Author:cookingbycarla
Prep Time:15 min
Cook Time:5 min
Total Time:20 min
Yield:4 servings 1x
Category:Side Dish
Method:No Cook
Cuisine:American
Diet:Vegetarian
Ingredients
Scale
3 cups shredded carrots
2 medium crisp apples (like Honeycrisp or Fuji), cored and diced
1 cup toasted walnuts, roughly chopped
1/4 cup golden raisins (optional)
1/4 cup olive oil
2 tablespoons apple cider vinegar
1 tablespoon fresh lemon juice
1 tablespoon honey
1 teaspoon Dijon mustard
1 teaspoon poppy seeds
1/4 teaspoon salt
1/8 teaspoon black pepper
Instructions
Prepare the vegetables and fruit: Shred the carrots and dice the apples.
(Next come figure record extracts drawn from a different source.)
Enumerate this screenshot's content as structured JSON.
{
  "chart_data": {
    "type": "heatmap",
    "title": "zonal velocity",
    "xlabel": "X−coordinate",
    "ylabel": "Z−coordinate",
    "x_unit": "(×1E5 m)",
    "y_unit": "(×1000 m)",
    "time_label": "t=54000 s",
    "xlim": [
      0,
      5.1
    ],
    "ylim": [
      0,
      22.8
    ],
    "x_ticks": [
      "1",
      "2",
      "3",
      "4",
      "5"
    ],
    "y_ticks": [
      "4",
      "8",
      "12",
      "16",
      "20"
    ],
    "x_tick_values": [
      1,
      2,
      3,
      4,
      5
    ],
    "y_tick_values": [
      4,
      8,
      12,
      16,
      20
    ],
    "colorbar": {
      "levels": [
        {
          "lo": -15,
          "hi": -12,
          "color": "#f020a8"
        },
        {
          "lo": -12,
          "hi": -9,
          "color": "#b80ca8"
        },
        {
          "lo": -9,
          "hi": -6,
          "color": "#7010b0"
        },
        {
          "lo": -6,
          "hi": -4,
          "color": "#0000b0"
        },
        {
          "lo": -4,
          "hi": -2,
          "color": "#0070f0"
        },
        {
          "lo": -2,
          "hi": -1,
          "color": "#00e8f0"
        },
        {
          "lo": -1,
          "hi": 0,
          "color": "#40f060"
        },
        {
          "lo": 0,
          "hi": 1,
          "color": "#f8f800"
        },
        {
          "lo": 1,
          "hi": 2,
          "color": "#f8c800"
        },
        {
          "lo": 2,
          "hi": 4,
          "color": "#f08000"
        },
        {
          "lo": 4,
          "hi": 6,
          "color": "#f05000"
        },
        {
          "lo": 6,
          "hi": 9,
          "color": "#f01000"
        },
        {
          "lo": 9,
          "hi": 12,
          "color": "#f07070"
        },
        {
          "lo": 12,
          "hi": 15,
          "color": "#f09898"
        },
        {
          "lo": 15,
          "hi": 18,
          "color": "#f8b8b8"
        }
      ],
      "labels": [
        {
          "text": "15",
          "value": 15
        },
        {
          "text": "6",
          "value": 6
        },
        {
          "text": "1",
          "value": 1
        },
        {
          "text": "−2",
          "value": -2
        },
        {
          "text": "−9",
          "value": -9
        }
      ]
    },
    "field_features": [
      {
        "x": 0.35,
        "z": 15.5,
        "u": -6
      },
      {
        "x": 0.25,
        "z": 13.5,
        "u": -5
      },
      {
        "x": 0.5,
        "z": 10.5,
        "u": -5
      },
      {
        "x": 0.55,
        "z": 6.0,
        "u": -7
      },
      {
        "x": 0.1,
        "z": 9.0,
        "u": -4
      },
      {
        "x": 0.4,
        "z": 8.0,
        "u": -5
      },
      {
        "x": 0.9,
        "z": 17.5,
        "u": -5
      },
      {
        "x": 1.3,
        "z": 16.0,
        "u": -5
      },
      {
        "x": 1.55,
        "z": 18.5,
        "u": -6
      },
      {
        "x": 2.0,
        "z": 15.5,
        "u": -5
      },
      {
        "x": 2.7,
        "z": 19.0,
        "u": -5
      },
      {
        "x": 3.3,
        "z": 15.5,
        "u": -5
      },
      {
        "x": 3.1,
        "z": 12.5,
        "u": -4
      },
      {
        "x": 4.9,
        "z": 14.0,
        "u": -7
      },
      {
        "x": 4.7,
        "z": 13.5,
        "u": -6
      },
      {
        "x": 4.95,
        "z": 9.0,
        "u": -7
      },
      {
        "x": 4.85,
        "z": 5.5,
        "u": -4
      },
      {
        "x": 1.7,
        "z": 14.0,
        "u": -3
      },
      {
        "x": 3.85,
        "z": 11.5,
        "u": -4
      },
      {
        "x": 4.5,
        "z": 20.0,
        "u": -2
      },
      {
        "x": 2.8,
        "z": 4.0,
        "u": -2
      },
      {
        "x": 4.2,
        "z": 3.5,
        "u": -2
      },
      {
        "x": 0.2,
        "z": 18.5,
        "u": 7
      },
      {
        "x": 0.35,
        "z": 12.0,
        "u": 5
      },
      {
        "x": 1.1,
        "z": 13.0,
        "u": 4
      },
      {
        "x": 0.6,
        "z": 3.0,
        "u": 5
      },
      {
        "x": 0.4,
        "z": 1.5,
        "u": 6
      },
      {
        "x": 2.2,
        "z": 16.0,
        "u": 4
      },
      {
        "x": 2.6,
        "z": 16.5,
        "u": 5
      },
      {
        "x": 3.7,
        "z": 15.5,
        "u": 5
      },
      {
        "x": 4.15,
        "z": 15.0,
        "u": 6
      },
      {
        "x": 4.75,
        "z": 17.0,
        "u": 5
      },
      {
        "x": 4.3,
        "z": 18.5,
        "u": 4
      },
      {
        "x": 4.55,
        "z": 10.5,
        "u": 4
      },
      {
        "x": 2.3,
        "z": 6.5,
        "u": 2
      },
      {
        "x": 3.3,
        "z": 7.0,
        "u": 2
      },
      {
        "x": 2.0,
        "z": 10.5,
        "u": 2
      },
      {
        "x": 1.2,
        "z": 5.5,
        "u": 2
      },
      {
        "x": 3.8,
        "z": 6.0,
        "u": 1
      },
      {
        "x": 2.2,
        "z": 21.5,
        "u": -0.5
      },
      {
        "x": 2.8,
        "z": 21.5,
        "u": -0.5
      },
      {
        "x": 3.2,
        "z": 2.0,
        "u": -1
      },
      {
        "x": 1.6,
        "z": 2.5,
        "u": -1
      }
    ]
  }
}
Toast the walnuts lightly in a dry skillet over medium heat for 3-5 minutes until fragrant, then chop them.
Make the poppy seed vinaigrette: In a small bowl, whisk together the olive oil, apple cider vinegar, lemon juice, honey, Dijon mustard, poppy seeds, salt, and pepper until well combined.
Combine the salad ingredients: In a large bowl, mix the shredded carrots, diced apples, toasted walnuts, and raisins if you are using them.
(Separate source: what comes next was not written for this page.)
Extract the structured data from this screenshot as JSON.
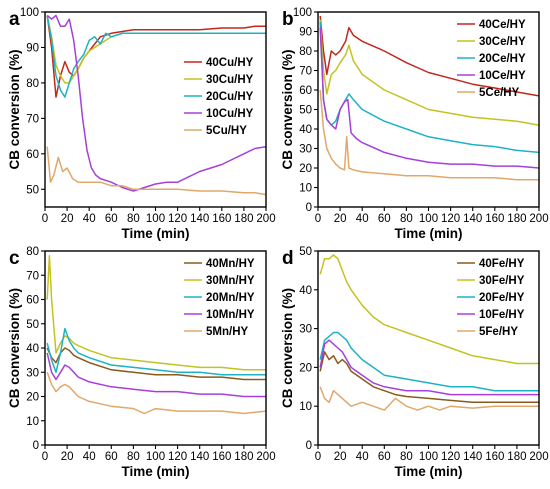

Dress the salad: Pour the vinaigrette over the salad mixture. Toss gently until all ingredients are lightly coated.
Serve immediately or chill: This salad tastes best after chilling for at least 15 minutes to allow the flavors to blend.
Notes
For a different texture, julienne the carrots instead of shredding them.
If you prefer a creamier dressing, substitute 2 tablespoons of mayonnaise for the olive oil in the dressing recipe.
This easy side dish recipe holds up well in the refrigerator for up to two days.